Standardization of screening is important so that “everybody is using the same yardstick,” Dr. Katz says. Data collected in a consistent manner across EHRs and in the RISE registry can allow for rigorous research into not only the effectiveness of different treatments, but also possible disparities in treatments or outcomes, which can then enable building policies to address them.
The work group is now running a small pilot of the depression and physical function screenings, Dr. Katz says. “We have five test practices participating, and we’ll be having conversations soon to see how the screenings are working and whether the practices find the data of value. This is the information we need so we can make adjustments and, eventually, make the bigger effort to roll this out nationally.”
The pilot study will also explore whether rheumatology practices are comfortable conducting the screenings in routine care. For example, Dr. Yazdany says, rheumatologists often feel screening for depression is better relegated to the primary care setting. The patient advisory group, however, was adamant that rheumatologists are better equipped in that arena because they understand the struggles of lupus patients far better than do primary care doctors, who may only care for one lupus patient.
A further step will be to conduct a pilot study to delve into how rheumatologists may use the results of depression assessments. “Do they refer patients back to their family care doctor? Do they deal with a high score on a depression assessment themselves? Do they provide resources to the patients? This is not a trivial thing,” Dr. Yazdany remarks. “We need to figure out what to do with the information, and this is another area where our five pilot practices will help.”

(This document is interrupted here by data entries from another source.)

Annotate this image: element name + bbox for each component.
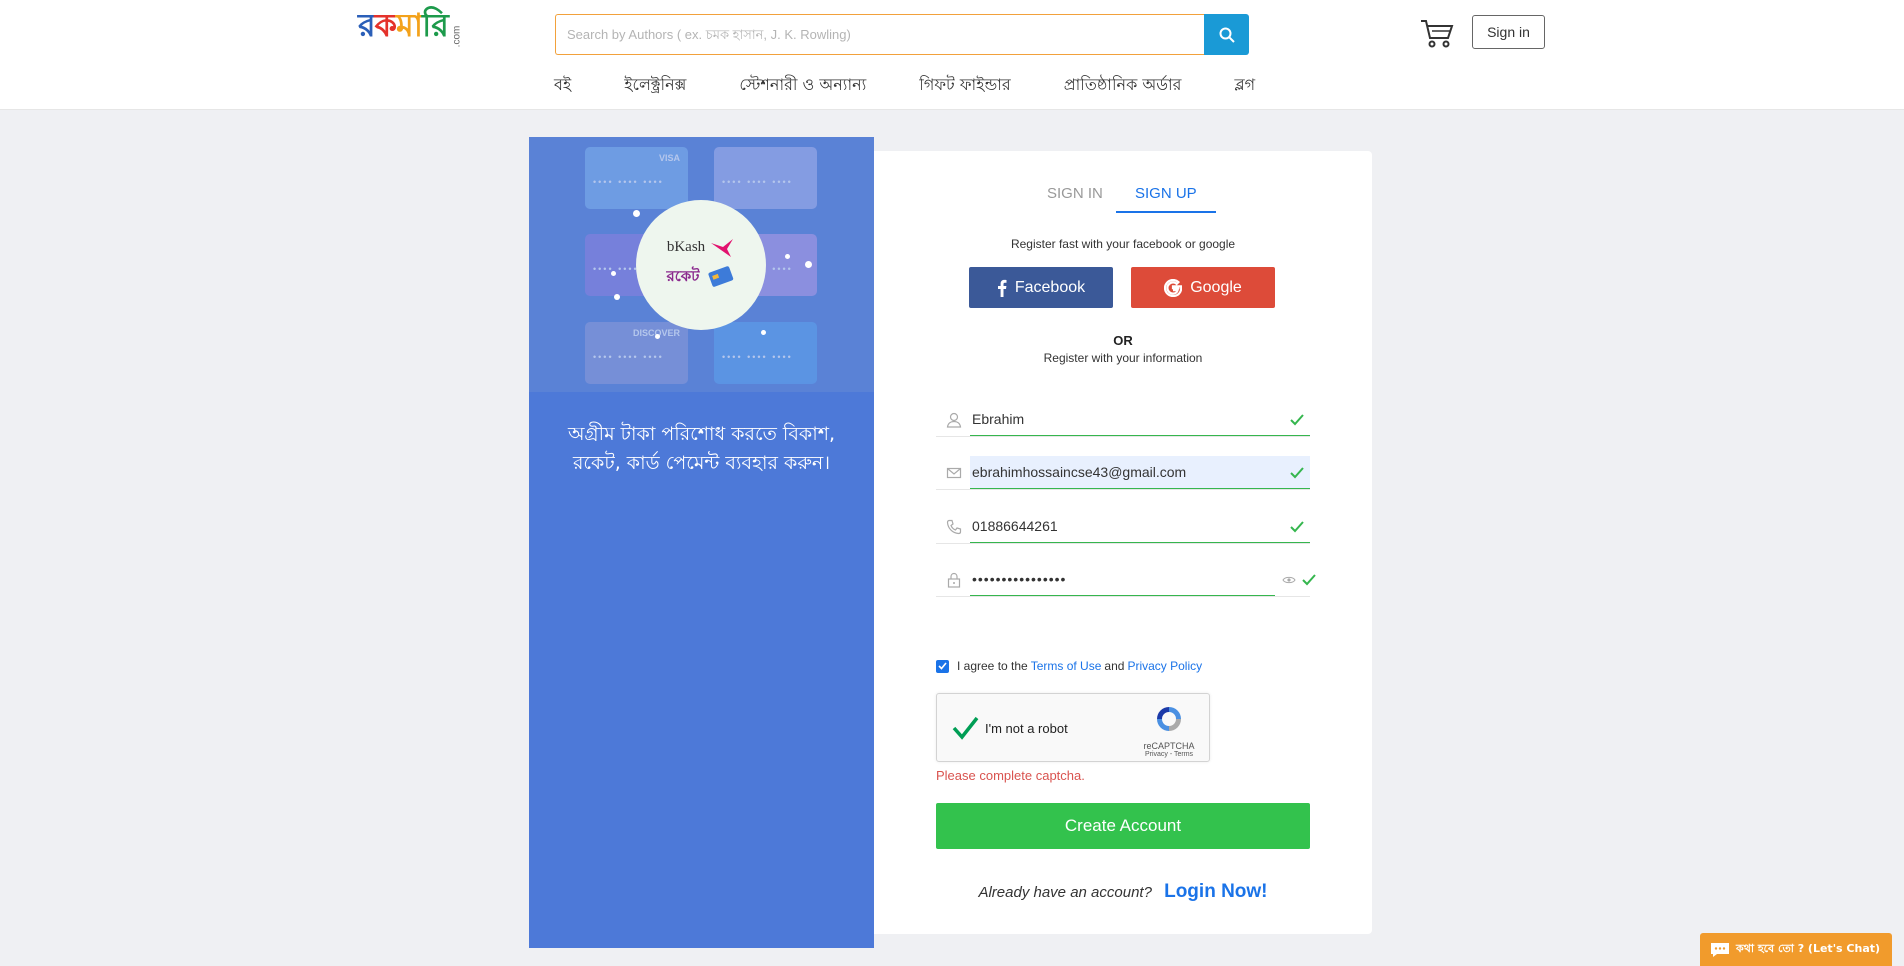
valid-check-icon xyxy=(1290,414,1304,426)
recaptcha-label: I'm not a robot xyxy=(985,721,1068,736)
main-nav: বই ইলেক্ট্রনিক্স স্টেশনারী ও অন্যান্য গি… xyxy=(554,72,1308,96)
logo-suffix: .com xyxy=(451,25,463,48)
google-label: Google xyxy=(1190,278,1242,296)
search-button[interactable] xyxy=(1204,14,1249,55)
mail-icon xyxy=(946,467,962,479)
captcha-error-text: Please complete captcha. xyxy=(936,768,1085,783)
nav-item-institutional-order[interactable]: প্রাতিষ্ঠানিক অর্ডার xyxy=(1064,72,1182,96)
search-input[interactable] xyxy=(555,14,1204,55)
auth-tabs: SIGN IN SIGN UP xyxy=(1034,185,1216,213)
email-field xyxy=(936,456,1310,490)
create-account-button[interactable]: Create Account xyxy=(936,803,1310,849)
social-buttons: Facebook Google xyxy=(969,267,1275,308)
cart-icon xyxy=(1421,20,1454,48)
rokomari-logo[interactable]: রকমারি .com xyxy=(358,6,468,54)
facebook-icon xyxy=(997,279,1007,297)
chat-icon xyxy=(1711,942,1729,957)
facebook-label: Facebook xyxy=(1014,278,1086,296)
rocket-and-card-row: রকেট xyxy=(667,265,736,290)
payment-illustration: VISA •••• •••• •••• •••• •••• •••• •••• •… xyxy=(529,137,874,392)
cart-button[interactable] xyxy=(1420,18,1456,50)
payment-card: •••• •••• •••• xyxy=(714,147,817,209)
recaptcha-check-icon[interactable] xyxy=(951,714,979,742)
search-icon xyxy=(1219,27,1235,43)
nav-item-electronics[interactable]: ইলেক্ট্রনিক্স xyxy=(624,72,686,96)
user-icon xyxy=(946,412,962,428)
login-now-link[interactable]: Login Now! xyxy=(1164,881,1267,902)
payment-promo-panel: VISA •••• •••• •••• •••• •••• •••• •••• •… xyxy=(529,137,874,948)
nav-item-blog[interactable]: ব্লগ xyxy=(1234,72,1255,96)
login-prompt: Already have an account? Login Now! xyxy=(874,881,1372,903)
nav-item-books[interactable]: বই xyxy=(554,72,571,96)
phone-icon xyxy=(946,519,962,535)
nav-item-gift-finder[interactable]: গিফট ফাইন্ডার xyxy=(919,72,1010,96)
terms-agreement: I agree to the Terms of Use and Privacy … xyxy=(936,659,1205,673)
password-field xyxy=(936,563,1316,597)
payment-card: VISA •••• •••• •••• xyxy=(585,147,688,209)
recaptcha-brand: reCAPTCHA xyxy=(1143,741,1195,751)
password-input[interactable] xyxy=(970,563,1275,596)
sparkle-dot xyxy=(633,210,640,217)
sparkle-dot xyxy=(761,330,766,335)
tab-sign-in[interactable]: SIGN IN xyxy=(1034,185,1116,213)
google-button[interactable]: Google xyxy=(1131,267,1275,308)
name-field xyxy=(936,403,1310,437)
search-bar xyxy=(555,14,1249,55)
google-icon xyxy=(1164,278,1183,297)
recaptcha-icon xyxy=(1157,707,1181,731)
recaptcha-widget: I'm not a robot reCAPTCHA Privacy - Term… xyxy=(936,693,1210,762)
register-info-text: Register with your information xyxy=(1043,351,1203,365)
already-account-text: Already have an account? xyxy=(978,884,1152,901)
payment-promo-text: অগ্রীম টাকা পরিশোধ করতে বিকাশ, রকেট, কার… xyxy=(567,423,836,474)
card-icon xyxy=(708,266,734,287)
payment-methods-badge: bKash রকেট xyxy=(636,200,766,330)
name-input[interactable] xyxy=(970,403,1310,436)
social-register-hint: Register fast with your facebook or goog… xyxy=(1010,237,1236,251)
agree-and: and xyxy=(1104,659,1125,673)
agree-checkbox[interactable] xyxy=(936,659,949,673)
header: রকমারি .com Sign in বই ইলেক্ট্রনিক্স স্ট… xyxy=(0,0,1904,110)
chat-button[interactable]: কথা হবে তো ? (Let's Chat) xyxy=(1700,933,1892,966)
or-divider: OR xyxy=(1113,333,1133,348)
valid-check-icon xyxy=(1302,574,1316,586)
lock-icon xyxy=(947,572,961,588)
sparkle-dot xyxy=(611,271,616,276)
email-input[interactable] xyxy=(970,456,1310,489)
chat-label: কথা হবে তো ? (Let's Chat) xyxy=(1736,942,1881,955)
bkash-logo: bKash xyxy=(667,237,735,259)
nav-item-stationery[interactable]: স্টেশনারী ও অন্যান্য xyxy=(739,72,866,96)
sparkle-dot xyxy=(805,261,812,268)
terms-of-use-link[interactable]: Terms of Use xyxy=(1031,659,1102,673)
sparkle-dot xyxy=(785,254,790,259)
recaptcha-logo: reCAPTCHA Privacy - Terms xyxy=(1139,704,1199,758)
show-password-eye-icon[interactable] xyxy=(1282,575,1296,585)
header-signin-button[interactable]: Sign in xyxy=(1472,15,1545,49)
rocket-logo: রকেট xyxy=(666,266,700,285)
recaptcha-links[interactable]: Privacy - Terms xyxy=(1139,751,1199,758)
logo-text: রকমারি xyxy=(358,6,449,44)
tab-sign-up[interactable]: SIGN UP xyxy=(1115,185,1216,213)
phone-field xyxy=(936,510,1310,544)
phone-input[interactable] xyxy=(970,510,1310,543)
valid-check-icon xyxy=(1290,521,1304,533)
sparkle-dot xyxy=(614,294,620,300)
facebook-button[interactable]: Facebook xyxy=(969,267,1113,308)
sparkle-dot xyxy=(655,334,660,339)
bkash-bird-icon xyxy=(711,238,734,257)
auth-panel: SIGN IN SIGN UP Register fast with your … xyxy=(874,151,1372,934)
payment-card: DISCOVER •••• •••• •••• xyxy=(585,322,688,384)
checkbox-check-icon xyxy=(938,662,947,670)
agree-prefix: I agree to the xyxy=(957,659,1028,673)
valid-check-icon xyxy=(1290,467,1304,479)
privacy-policy-link[interactable]: Privacy Policy xyxy=(1127,659,1202,673)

The screenings are vital, Dr. Katz says. “Most of the clinical measures of lupus are really physician facing; these assessments give the patients the opportunity, in a standardized way, to express how they’re doing and bring [their] voice into regular lupus monitoring, [as well as] opens the door to support for depression or physical function, if needed. Beyond that, it also gives the patients tools to monitor themselves over time and, overall, gives them more agency in a clinical setting.”
Once the PRO work group has data from the pilot practices, it also hopes to begin building these measures into the RISE registry. “All of this work will be completed in the next two years, by the end of the grant,” Dr. Yazdany says. “It’s an ambitious project, but a really important one.”